Nossa resistência é legal e pacífica. Infelizmente, não estamos enfrentando grupos com a mesma disposição para o diálogo e a paz, como mostra o aumento dos assassinatos e da violência contra as comunidades e suas lideranças, em todo o Brasil, numa guerra que tende a se agravar muito com a permissão irresponsável do uso de armas por grileiros e latifundiários. Devemos, apesar de tudo, manter o bom combate e a esperança de que a sociedade brasileira acorde para sua força e responsabilidade para com as futuras gerações.
Para encerrar, duas notas a propósito do desmonte do ICMBio e a revisão das unidades de conservação que revelam os despropósitos desse governo:
Despropósito 1: Basta o anúncio da revisão das 334 unidades de conservação, já está dada a senha para que grileiros, exploradores ilegais de madeira e garimpeiros possam começar a invadir as áreas, principalmente aquelas em que a pressão é muito forte e há interesses econômicos para extingui-las. Além disso, torna extremamente vulnerável a atuação das pessoas que têm a função pública de fiscalizar e coloca em risco suas vidas.
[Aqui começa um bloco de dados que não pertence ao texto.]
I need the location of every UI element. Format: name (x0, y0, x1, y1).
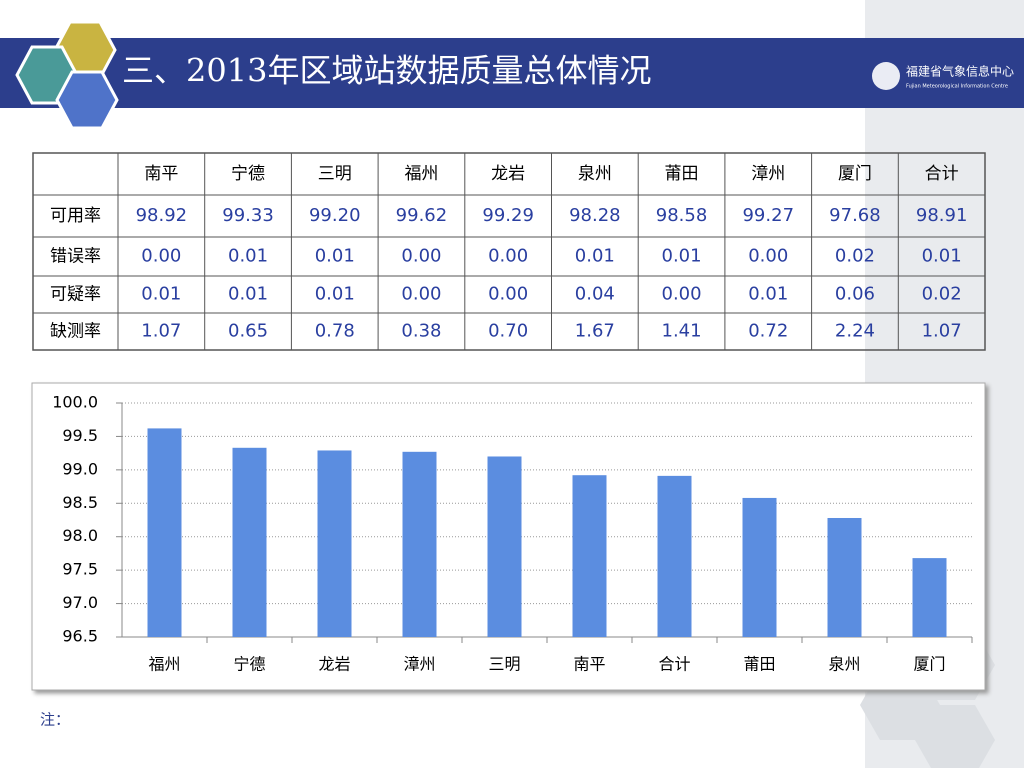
y-tick-label: 98.0 (62, 526, 98, 545)
cell: 0.72 (748, 321, 788, 342)
cell: 0.01 (228, 284, 268, 305)
slide-title: 三、2013年区域站数据质量总体情况 (122, 52, 651, 90)
cell: 1.67 (575, 321, 615, 342)
logo-sub: Fujian Meteorological Information Centre (906, 84, 1008, 90)
cell: 99.29 (482, 205, 534, 226)
cell: 0.04 (575, 284, 615, 305)
note: 注： (40, 711, 70, 729)
y-tick-label: 97.0 (62, 593, 98, 612)
bar (827, 517, 862, 637)
bar (402, 451, 437, 637)
column-header: 宁德 (231, 164, 265, 184)
x-tick-label: 合计 (658, 655, 690, 674)
column-header: 龙岩 (491, 164, 525, 184)
x-tick-label: 厦门 (913, 655, 945, 674)
x-tick-label: 漳州 (403, 655, 435, 674)
column-header: 莆田 (665, 164, 699, 184)
cell: 2.24 (835, 321, 875, 342)
cell: 99.20 (309, 205, 361, 226)
row-label: 缺测率 (50, 322, 101, 342)
cell: 0.00 (662, 284, 702, 305)
cell: 98.58 (656, 205, 708, 226)
chart: 96.5 97.0 97.5 98.0 98.5 99.0 99.5 100.0 福州 宁德 龙岩 漳… (52, 393, 973, 674)
cell: 99.33 (222, 205, 274, 226)
cell: 0.02 (835, 246, 875, 267)
bar (147, 428, 182, 637)
cell: 0.38 (401, 321, 441, 342)
bar (317, 450, 352, 637)
x-tick-label: 泉州 (828, 655, 860, 674)
column-header: 三明 (318, 164, 352, 184)
y-tick-label: 98.5 (62, 493, 98, 512)
cell: 0.01 (748, 284, 788, 305)
row-label: 错误率 (50, 247, 101, 267)
header-bar (0, 38, 865, 108)
cell: 0.01 (922, 246, 962, 267)
cell: 0.00 (488, 246, 528, 267)
column-header: 南平 (144, 164, 178, 184)
cell: 0.00 (141, 246, 181, 267)
table-border (32, 152, 986, 351)
x-tick-label: 福州 (148, 655, 180, 674)
cell: 0.01 (315, 284, 355, 305)
cell: 98.28 (569, 205, 621, 226)
cell: 98.92 (136, 205, 188, 226)
cell: 0.02 (922, 284, 962, 305)
cell: 97.68 (829, 205, 881, 226)
logo-icon (872, 62, 900, 90)
cell: 1.07 (922, 321, 962, 342)
cell: 0.70 (488, 321, 528, 342)
bar (742, 497, 777, 637)
x-tick-label: 南平 (573, 655, 605, 674)
cell: 0.65 (228, 321, 268, 342)
y-tick-label: 100.0 (52, 393, 98, 412)
column-header: 福州 (404, 164, 438, 184)
y-tick-label: 97.5 (62, 560, 98, 579)
x-tick-label: 三明 (488, 655, 520, 674)
row-label: 可用率 (50, 206, 101, 226)
x-tick-label: 莆田 (743, 655, 775, 674)
y-tick-label: 99.5 (62, 426, 98, 445)
cell: 0.00 (401, 284, 441, 305)
cell: 0.01 (315, 246, 355, 267)
x-tick-label: 宁德 (233, 655, 265, 674)
cell: 0.00 (748, 246, 788, 267)
bar (912, 558, 947, 637)
logo-text: 福建省气象信息中心 (906, 64, 1014, 79)
bar (657, 475, 692, 637)
column-header: 合计 (925, 164, 959, 184)
cell: 0.78 (315, 321, 355, 342)
column-header: 漳州 (751, 164, 785, 184)
cell: 99.62 (396, 205, 448, 226)
bar (487, 456, 522, 637)
cell: 0.01 (141, 284, 181, 305)
cell: 0.00 (401, 246, 441, 267)
cell: 0.01 (662, 246, 702, 267)
bar (232, 447, 267, 637)
cell: 99.27 (742, 205, 794, 226)
bar (572, 475, 607, 637)
cell: 1.41 (662, 321, 702, 342)
cell: 98.91 (916, 205, 968, 226)
column-header: 厦门 (838, 164, 872, 184)
row-label: 可疑率 (50, 285, 101, 305)
cell: 1.07 (141, 321, 181, 342)
cell: 0.01 (575, 246, 615, 267)
cell: 0.01 (228, 246, 268, 267)
y-tick-label: 99.0 (62, 459, 98, 478)
hexagons (15, 20, 119, 130)
x-tick-label: 龙岩 (318, 655, 350, 674)
column-header: 泉州 (578, 164, 612, 184)
cell: 0.06 (835, 284, 875, 305)
y-tick-label: 96.5 (62, 627, 98, 646)
cell: 0.00 (488, 284, 528, 305)
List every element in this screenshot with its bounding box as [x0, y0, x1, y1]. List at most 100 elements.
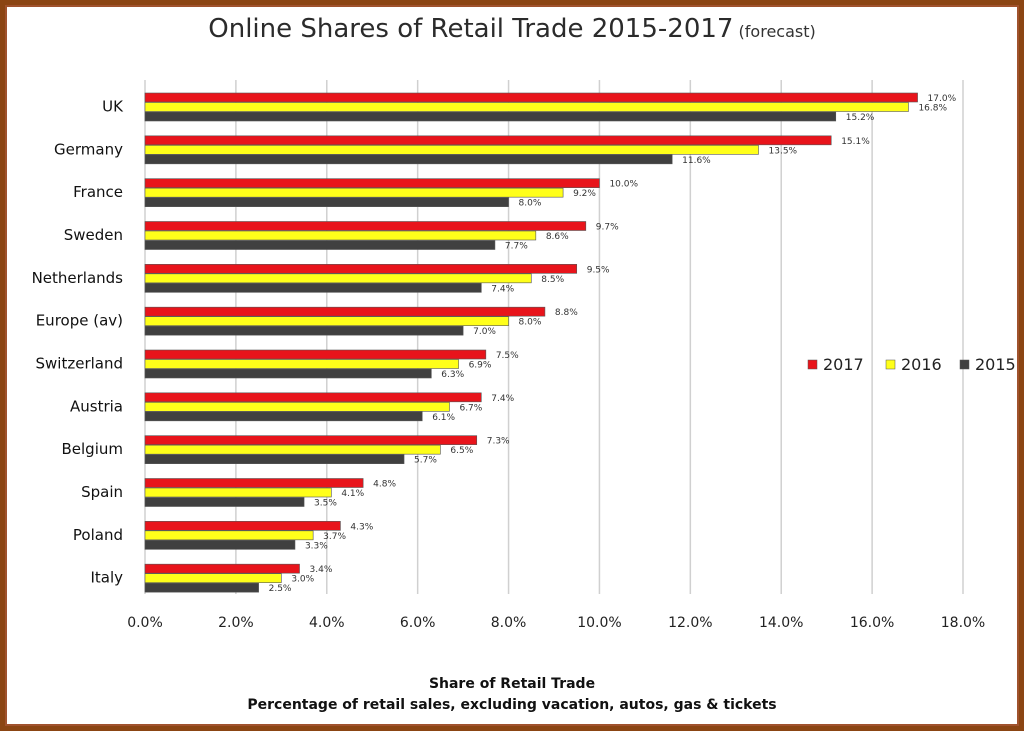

Despropósito 2: A criação do ICMBio, responsável pela Política Nacional de Unidades Conservação, ocorreu mediante medida provisória aprovada pelo Congresso Nacional e referendada pelo STF. Para a seleção de seu presidente, foi constituído um comitê de busca com renomadas autoridades da área ambiental, como o recém-falecido professor Paulo Nogueira Neto. Foi considerada a trajetória dos candidatos, seu conhecimento técnico, experiência e capacidade de negociação. Indicações por critérios políticos e não técnicos, em desrespeito às normas legais de escolha do presidente do ICMbio, aconteceram no governo Bolsonaro em prejuízo da gestão do Instituto e das unidades de conservação.